I am new to CDC in ODI. Please help me on this.
Actual Requirement: Integrate the data from 3 different source system and compose a 'Sales Account' record in Fusion.CDC feature of ODI to be used for incremental updates.
Information: The three source systems are loosely coupled. Each source system is either joined or not joined with the other source systems based on the business units under processing.
Mock Example: Lets take a favorite example to better explain the actual requirement.
EMPLOYEE and DEPARTMENT table.
The organization has a requirement to migrate EMPLOYEE and DEPARTMENT from the source system and create a flat table combining EMPLOYEE and DEPARTMENT data in the target system. (Lets assume the EMPLOYEE and DEPARTMENT table are maintained in two different source system).
1. If the Employee is of type 'BOD'(assume it as business unit) then Employee may not have corresponding link in DEPARTMENT table.
2. If the Employee is not of type 'BOD' then Employee will have corresponding link in DEPARTMENT table.
No Key constraints or referential integrity is maintained.

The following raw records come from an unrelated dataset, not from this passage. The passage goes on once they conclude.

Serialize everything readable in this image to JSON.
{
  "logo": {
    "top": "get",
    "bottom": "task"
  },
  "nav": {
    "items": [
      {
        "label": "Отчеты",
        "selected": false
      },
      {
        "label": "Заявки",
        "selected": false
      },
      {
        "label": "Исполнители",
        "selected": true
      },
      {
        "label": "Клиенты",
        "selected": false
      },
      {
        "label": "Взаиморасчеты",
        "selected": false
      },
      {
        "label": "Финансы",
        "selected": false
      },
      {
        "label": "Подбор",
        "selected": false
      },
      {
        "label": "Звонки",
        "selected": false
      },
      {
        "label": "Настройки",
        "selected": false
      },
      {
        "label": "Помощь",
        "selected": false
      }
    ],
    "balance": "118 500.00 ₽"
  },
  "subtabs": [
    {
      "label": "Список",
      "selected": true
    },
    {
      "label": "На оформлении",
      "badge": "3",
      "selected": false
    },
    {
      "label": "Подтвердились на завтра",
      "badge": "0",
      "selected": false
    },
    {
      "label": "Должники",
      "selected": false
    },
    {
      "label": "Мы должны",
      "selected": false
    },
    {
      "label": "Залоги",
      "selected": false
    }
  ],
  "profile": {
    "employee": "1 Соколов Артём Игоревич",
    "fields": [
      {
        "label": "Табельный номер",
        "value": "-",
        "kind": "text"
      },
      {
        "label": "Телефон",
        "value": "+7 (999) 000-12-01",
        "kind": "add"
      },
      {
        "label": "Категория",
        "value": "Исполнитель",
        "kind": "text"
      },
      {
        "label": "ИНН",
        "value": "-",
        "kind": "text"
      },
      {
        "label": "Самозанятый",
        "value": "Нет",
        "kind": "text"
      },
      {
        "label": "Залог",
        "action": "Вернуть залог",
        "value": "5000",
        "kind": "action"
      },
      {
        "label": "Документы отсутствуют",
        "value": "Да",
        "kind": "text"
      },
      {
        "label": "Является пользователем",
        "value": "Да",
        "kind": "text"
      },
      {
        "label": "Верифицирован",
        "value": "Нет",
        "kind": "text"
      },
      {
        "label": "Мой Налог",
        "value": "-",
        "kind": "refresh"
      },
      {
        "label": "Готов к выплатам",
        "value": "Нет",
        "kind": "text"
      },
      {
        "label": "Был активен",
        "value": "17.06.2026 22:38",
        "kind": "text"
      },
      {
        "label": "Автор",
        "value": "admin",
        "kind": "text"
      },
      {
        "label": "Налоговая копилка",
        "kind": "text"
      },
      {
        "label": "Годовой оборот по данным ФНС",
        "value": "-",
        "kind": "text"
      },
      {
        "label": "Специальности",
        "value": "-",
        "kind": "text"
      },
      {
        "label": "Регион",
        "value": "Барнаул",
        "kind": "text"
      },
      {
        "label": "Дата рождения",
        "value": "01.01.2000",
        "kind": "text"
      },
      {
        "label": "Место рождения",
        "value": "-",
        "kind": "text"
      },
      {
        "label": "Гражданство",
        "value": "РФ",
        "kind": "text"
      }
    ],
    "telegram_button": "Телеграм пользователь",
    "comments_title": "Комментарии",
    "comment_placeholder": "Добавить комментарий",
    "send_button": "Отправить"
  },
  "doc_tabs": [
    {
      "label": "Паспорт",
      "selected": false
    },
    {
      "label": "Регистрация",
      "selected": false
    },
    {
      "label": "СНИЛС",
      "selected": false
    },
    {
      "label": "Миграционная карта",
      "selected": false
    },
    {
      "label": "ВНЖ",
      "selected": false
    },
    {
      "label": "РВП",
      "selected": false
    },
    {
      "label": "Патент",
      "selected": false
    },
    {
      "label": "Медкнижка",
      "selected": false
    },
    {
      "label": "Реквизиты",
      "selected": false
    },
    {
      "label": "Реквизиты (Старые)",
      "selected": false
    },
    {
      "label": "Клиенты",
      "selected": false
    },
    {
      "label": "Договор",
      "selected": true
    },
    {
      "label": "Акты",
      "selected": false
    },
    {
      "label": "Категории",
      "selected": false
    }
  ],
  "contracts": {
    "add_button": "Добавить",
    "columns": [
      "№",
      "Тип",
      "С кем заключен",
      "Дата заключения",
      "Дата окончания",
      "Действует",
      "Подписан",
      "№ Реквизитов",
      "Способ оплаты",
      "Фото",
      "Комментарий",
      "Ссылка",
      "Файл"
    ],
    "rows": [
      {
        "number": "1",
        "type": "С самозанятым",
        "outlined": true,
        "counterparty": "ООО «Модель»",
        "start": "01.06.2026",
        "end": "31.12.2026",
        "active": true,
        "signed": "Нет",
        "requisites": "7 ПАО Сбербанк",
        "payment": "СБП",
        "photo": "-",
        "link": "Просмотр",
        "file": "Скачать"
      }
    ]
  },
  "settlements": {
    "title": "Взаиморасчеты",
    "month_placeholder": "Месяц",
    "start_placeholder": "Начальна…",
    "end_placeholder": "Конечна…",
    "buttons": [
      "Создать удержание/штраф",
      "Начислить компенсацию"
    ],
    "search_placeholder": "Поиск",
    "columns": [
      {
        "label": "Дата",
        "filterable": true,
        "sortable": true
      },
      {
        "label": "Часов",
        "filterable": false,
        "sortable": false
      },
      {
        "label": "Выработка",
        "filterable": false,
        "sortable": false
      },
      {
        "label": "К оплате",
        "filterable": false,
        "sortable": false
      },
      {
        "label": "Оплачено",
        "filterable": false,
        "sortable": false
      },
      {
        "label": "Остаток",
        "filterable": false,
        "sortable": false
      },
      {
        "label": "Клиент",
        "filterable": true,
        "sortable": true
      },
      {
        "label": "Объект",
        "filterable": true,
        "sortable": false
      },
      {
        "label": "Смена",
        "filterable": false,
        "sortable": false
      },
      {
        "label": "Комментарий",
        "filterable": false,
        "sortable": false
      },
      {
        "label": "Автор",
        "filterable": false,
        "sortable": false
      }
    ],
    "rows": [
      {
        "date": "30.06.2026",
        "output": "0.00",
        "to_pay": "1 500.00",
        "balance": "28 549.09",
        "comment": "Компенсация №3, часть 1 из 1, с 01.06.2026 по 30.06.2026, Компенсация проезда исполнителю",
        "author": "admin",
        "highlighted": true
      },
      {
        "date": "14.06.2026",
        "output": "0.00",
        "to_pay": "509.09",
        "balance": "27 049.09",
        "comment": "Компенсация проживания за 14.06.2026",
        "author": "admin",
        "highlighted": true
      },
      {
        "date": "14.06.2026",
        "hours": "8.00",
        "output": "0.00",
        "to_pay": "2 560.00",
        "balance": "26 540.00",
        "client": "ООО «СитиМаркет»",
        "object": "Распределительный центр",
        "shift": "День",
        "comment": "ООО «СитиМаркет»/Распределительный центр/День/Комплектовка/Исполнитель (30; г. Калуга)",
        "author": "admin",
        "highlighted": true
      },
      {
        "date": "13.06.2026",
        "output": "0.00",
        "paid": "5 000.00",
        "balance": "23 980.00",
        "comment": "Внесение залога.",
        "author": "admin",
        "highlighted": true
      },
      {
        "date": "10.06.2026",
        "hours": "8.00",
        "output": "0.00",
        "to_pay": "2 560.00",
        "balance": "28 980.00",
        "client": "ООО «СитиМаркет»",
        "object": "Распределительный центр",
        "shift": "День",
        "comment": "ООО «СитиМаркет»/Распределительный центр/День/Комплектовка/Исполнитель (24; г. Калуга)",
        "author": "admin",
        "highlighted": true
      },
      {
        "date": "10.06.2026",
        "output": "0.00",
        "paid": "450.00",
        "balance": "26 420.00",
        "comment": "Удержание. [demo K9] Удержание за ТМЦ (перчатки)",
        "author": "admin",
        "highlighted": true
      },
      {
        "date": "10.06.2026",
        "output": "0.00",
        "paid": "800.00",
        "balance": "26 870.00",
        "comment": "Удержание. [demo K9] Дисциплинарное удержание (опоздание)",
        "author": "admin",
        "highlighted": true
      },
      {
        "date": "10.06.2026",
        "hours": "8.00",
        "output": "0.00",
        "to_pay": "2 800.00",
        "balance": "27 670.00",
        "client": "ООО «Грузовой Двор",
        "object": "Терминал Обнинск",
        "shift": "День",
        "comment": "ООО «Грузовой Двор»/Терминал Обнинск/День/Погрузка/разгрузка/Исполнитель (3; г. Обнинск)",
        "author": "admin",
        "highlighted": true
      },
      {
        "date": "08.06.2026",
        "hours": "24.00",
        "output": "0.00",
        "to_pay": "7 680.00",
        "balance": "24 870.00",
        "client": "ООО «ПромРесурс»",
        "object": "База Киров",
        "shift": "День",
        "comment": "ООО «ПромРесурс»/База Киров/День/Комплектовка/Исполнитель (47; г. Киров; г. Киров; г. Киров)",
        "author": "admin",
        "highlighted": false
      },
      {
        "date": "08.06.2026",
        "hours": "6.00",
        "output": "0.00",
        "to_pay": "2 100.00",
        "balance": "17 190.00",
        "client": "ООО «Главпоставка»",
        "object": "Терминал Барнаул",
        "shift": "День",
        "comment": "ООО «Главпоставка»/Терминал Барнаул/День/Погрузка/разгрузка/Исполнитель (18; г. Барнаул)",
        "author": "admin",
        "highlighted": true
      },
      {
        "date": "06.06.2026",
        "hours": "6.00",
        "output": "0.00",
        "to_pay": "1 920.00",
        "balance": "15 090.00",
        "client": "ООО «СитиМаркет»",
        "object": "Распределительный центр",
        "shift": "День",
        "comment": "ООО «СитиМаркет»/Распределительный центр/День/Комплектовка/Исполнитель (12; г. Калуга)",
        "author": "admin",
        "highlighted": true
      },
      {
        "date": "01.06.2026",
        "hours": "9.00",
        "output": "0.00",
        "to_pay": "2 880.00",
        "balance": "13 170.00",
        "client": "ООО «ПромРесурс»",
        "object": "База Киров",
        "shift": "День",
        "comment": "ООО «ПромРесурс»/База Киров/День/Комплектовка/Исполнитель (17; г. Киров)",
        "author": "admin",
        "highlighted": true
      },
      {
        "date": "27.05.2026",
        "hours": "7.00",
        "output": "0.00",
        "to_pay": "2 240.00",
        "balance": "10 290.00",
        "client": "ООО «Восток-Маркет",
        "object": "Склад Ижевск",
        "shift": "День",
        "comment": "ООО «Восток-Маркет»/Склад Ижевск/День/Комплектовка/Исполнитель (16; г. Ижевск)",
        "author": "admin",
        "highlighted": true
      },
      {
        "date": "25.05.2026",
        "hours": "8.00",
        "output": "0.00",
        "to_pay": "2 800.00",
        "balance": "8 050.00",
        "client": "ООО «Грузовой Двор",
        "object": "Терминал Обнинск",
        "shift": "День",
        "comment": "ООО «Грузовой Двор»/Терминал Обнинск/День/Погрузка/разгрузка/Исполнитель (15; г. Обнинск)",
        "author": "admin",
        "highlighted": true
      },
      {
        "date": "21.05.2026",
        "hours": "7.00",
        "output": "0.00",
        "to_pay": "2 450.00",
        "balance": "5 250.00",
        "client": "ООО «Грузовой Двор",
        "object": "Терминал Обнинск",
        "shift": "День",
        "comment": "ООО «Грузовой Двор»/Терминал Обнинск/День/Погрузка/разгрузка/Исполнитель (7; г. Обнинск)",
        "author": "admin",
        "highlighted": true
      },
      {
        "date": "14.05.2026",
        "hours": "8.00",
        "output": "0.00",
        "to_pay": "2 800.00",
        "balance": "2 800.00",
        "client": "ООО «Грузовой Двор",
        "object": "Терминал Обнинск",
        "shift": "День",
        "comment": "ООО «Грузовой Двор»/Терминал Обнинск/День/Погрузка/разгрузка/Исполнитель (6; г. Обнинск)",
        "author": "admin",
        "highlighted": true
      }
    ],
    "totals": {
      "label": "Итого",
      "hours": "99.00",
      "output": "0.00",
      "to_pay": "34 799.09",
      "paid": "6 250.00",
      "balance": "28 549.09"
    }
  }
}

Please advise me, which CDC to use, Simple or Consistent.
Thanks in advance!!!!
I recommand you to use consistant CDC.
In you example, you will have 1 interface that use the EMPLOYEE journal, will left outer join on DEPARTMENT table.
If there is new/modified records in the table employee, the CDC will capture them and your interface will load these data into your flat table. With or without department, depending on the employee type.
Then, another interface that use the DEPARTMENT journal, joined with employee table.
If there is new/modified records in the table department, the CDC will capture them and load them into your flat table.
The 2 interfaces are quite identical. But one of them use the journal of employee, and the other one the journal of department.
Thanks for the clarification.
Could you please help me with this:
Our client advised not to use trigger based CDC mechanism as it is expensive. So we do not have choice, have to go ahead with the LOGMINER / Data Streams. But, LogMiner and Data Streams are available only for consistent set and not for simple set.
But we have a requirement, where there are multiple source systems. Lets say source system A, B and C having table A1, B1 and C1 respectively. For certain cases, i have to look into table A1 and and if it has data, i have to pull additional information from B1 and C1 and push it to target where as for some other cases, i have to start looking into table B1 and if it has data, i have to pull additional information from A1 and C1. Same holds true for certain business team where I have to start from Source System C.
So, please advise me how can I create a consistent set as the order of the tables changes with the change in business unit being involved.
I assume that since A, B and C are differents "system" source, then A1, B1 and C1 are on different database, and different physical schemas. We call them As, Bs, Cs.
You can set the CDC in your 3 systems. It will create three "CDC Set" : each "CDC Set" refers to 1 schema : As, or Bs, or Cs.
By activating CDC on these schema, you will generate 1 journal for each table you want to journalize.
J$_A1 ; J$_A2 and J$_A3
In ODI, you must create 3 interfaces : first interface :
use the journalisation on A1, and link this journalized datastore to B1 and C1 to add additional information.
==> if there is new data on A1, these new/modified data will be extracted and loaded in your target with B1 and C1 additional attributes second interface :
use the journalisation on B1, and link this journalized datastore to A1 and C1 to add additional information.
==> if there is new data on B1, these new/modified data will be extracted and loaded in your target with A1 and C1 additional attributes third interface :
use the journalisation on C1, and link this journalized datastore to A1 and B1 to add additional information.
==> if there is new data on C1, these new/modified data will be extracted and loaded in your target with B1 and A1 additional attributes
In your package, you will have to extend the three CDC sets.
Once again thanks for the clarification.
I understand the no. of interfaces will be equivalent to no. of tables involved in the interface at the source side if CDC is enabled in all the tables irrespective of source system data stores lies in the same schema or different schema.
Please confirm my understanding.
but only the tables where new data or modified data are relevant.
You can have some tables that you only want to join to get an additional info, but you don't want to load your entire data if one row of this table is new or modified.